A buen seguro que Delibes, que conoció al padre de Leguineche cuando este acompañó a su hijo de 17 años hasta la redacción de El Norte, hubiera disfrutado con la historia de Bi, el pointer «del viejo Manu», de quien dice, «era tan buen cazador que los perros se sentían felices a su lado».

«Cuando ya el animal era viejo mi padre me regaló a Bi. Una tarde, cerca de Cenicientos, mientras buscaba el conejo en unas matas, se le abalanzó por sorpresa un mastín asesino. Para cuando pude darme cuenta de sus intenciones le había clavado los dientes en la garganta. Bi me miró con unos ojos de reproche como nunca le había visto», relata. Leguineche no le apreció ninguna lesión grave y subió al can al coche para llevarlo a Madrid y dejarlo en casa de su padre, pues él partía de viaje. «En cuanto llamé a la puerta de casa salió su amo, acarició al perro que cayó desplomado a sus pies (...).

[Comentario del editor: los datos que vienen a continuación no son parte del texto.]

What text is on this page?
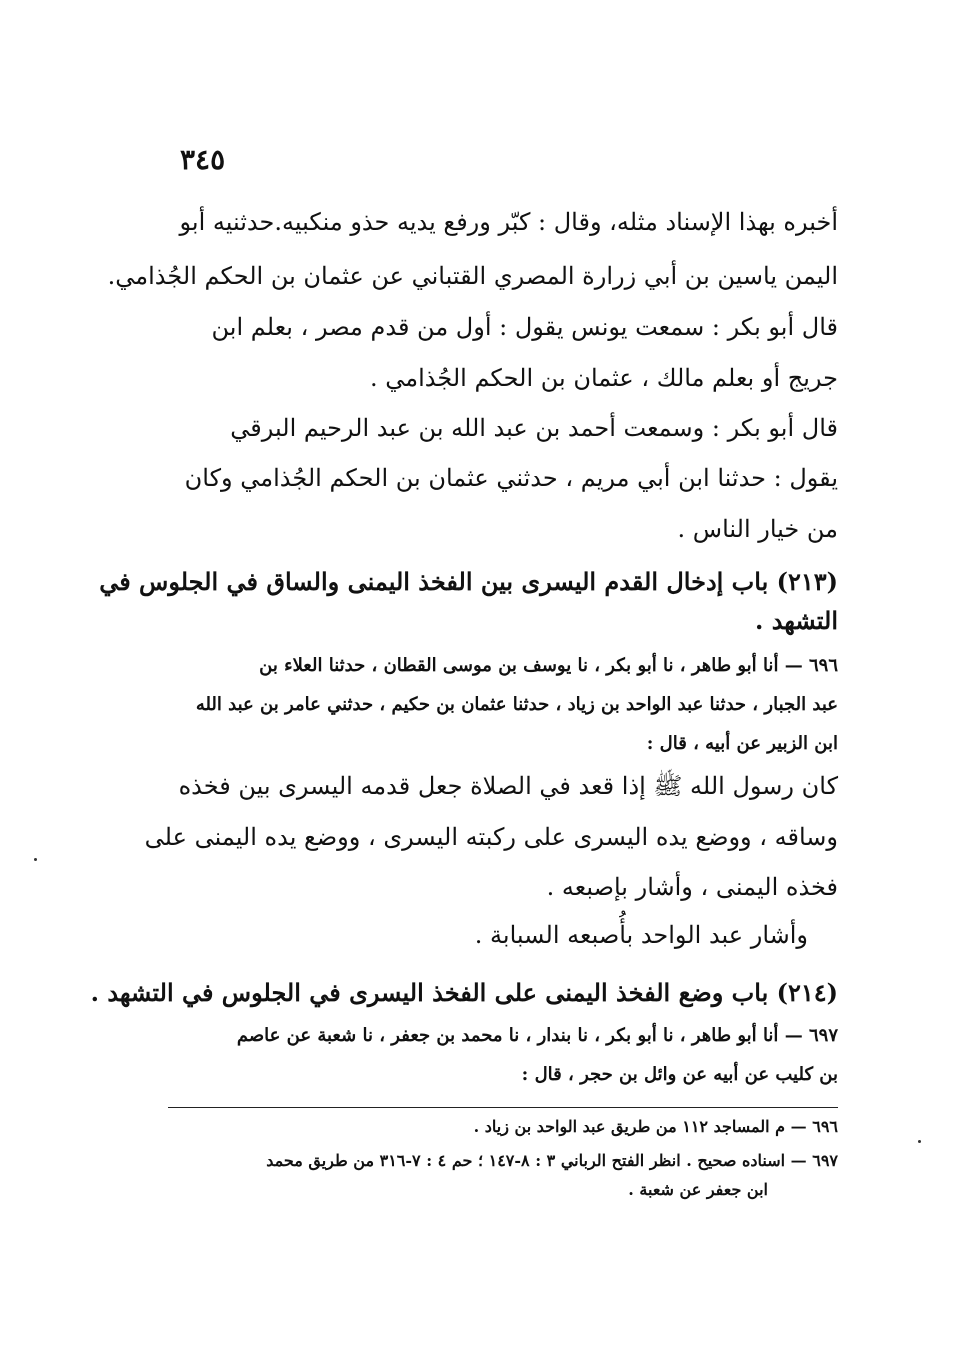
٣٤٥
أخبره بهذا الإسناد مثله، وقال : كبّر ورفع يديه حذو منكبيه.حدثنيه أبو
اليمن ياسين بن أبي زرارة المصري القتباني عن عثمان بن الحكم الجُذامي.
قال أبو بكر : سمعت يونس يقول : أول من قدم مصر ، بعلم ابن
جريج أو بعلم مالك ، عثمان بن الحكم الجُذامي .
قال أبو بكر : وسمعت أحمد بن عبد الله بن عبد الرحيم البرقي
يقول : حدثنا ابن أبي مريم ، حدثني عثمان بن الحكم الجُذامي وكان
من خيار الناس .
(٢١٣) باب إدخال القدم اليسرى بين الفخذ اليمنى والساق في الجلوس في
التشهد .
٦٩٦ — أنا أبو طاهر ، نا أبو بكر ، نا يوسف بن موسى القطان ، حدثنا العلاء بن
عبد الجبار ، حدثنا عبد الواحد بن زياد ، حدثنا عثمان بن حكيم ، حدثني عامر بن عبد الله
ابن الزبير عن أبيه ، قال :
كان رسول الله ﷺ إذا قعد في الصلاة جعل قدمه اليسرى بين فخذه
وساقه ، ووضع يده اليسرى على ركبته اليسرى ، ووضع يده اليمنى على
فخذه اليمنى ، وأشار بإصبعه .
وأشار عبد الواحد بأُصبعه السبابة .
(٢١٤) باب وضع الفخذ اليمنى على الفخذ اليسرى في الجلوس في التشهد .
٦٩٧ — أنا أبو طاهر ، نا أبو بكر ، نا بندار ، نا محمد بن جعفر ، نا شعبة عن عاصم
بن كليب عن أبيه عن وائل بن حجر ، قال :
٦٩٦ — م المساجد ١١٢ من طريق عبد الواحد بن زياد .
٦٩٧ — اسناده صحيح . انظر الفتح الرباني ٣ : ٨-١٤٧ ؛ حم ٤ : ٧-٣١٦ من طريق محمد
ابن جعفر عن شعبة .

Pienso que murió como había vivido, humilde, eficaz en su trabajo, cariñoso sin aspavientos, después de haber visto a su amo».

Hasta de la muerte del «viejo Manu, una muerte estúpida en pocas horas», cuenta una anécdota. «Era de derechas de toda la vida», recuerda. «Lo teníamos de cuerpo presente cuando unos paisanos vascos jubilados y equivocados de dirección subieron a dar el pésame al grito de gora eta militarra».

El nuevo inquilino de El Tejar de la Mata va poco a poco asentándose, adaptándose a la Alcarria y a sus moradores, a los que retrata física y sicológicamente en el siguiente apunte. Para superar la prueba le recomiendan: «No llames la atención, pasa inadvertido, como en la mili, no te vayas de la lengua. El hombre es dueño de lo que calla y siervo de lo que dice».

San Pancracio con perejil

Para mezclarse con sus vecinos elige el único lugar posible, el bar del pueblo, que ofrece «un futbolín, una estufa en medio, con su tubo de salida de humo, un calendario de paisaje suizo, unas ajadas, abarquilladas fotos de toreros, unos rehiletes colgados de la pared y la imagen de san Pancracio con perejil a los pies». Allí, hablando del tiempo, de la calabaza más grande o de «si es mejor el amor de invierno (seco) o el de verano (sudado), va conociendo a un paisanaje al que acabará admirando y que le acabará admirando a él.

Esa facilidad para conectar con las personas refleja la auténtica humanidad de Leguineche, quien siempre elegía a los humildes. En cierta ocasión, relata, le preguntaron por el personaje que más le había impresionado de todos los que había conocido en su vida. Se acordó de Hemingway, de Borges, de Los Beatles o de Greta Garbo, entre los cientos de insignes y respondió seguro: «El héroe anónimo. Uno está a favor de los que sufren la historia».

Allí, en El Tejar, que acabará dejando por un caserón en la cercana Brihuega, Manuel Leguineche encontró la tranquilidad necesaria para poner en orden sus pensamientos y plasmarlos en el papel. «Se oye el silencio», proclamaba entusiasmado, harto del estruendo exterior. «Los españoles chillan, no hablan», afirma en otra parte. «Todo es confusión de charlas cruzadas, simultáneas, atropelladas».

Sus descripciones son tan certeras que uno siente el calor de la chimenea y el viento soplando fuer. Y la calma que permitió a este excelente escritor y periodista contar al ritmo que deseaba muchas de las historias, anécdotas, viajes y lecturas que pudo acumular en tantos años apurando el mundo y recorriendo la vida. Y viceversa.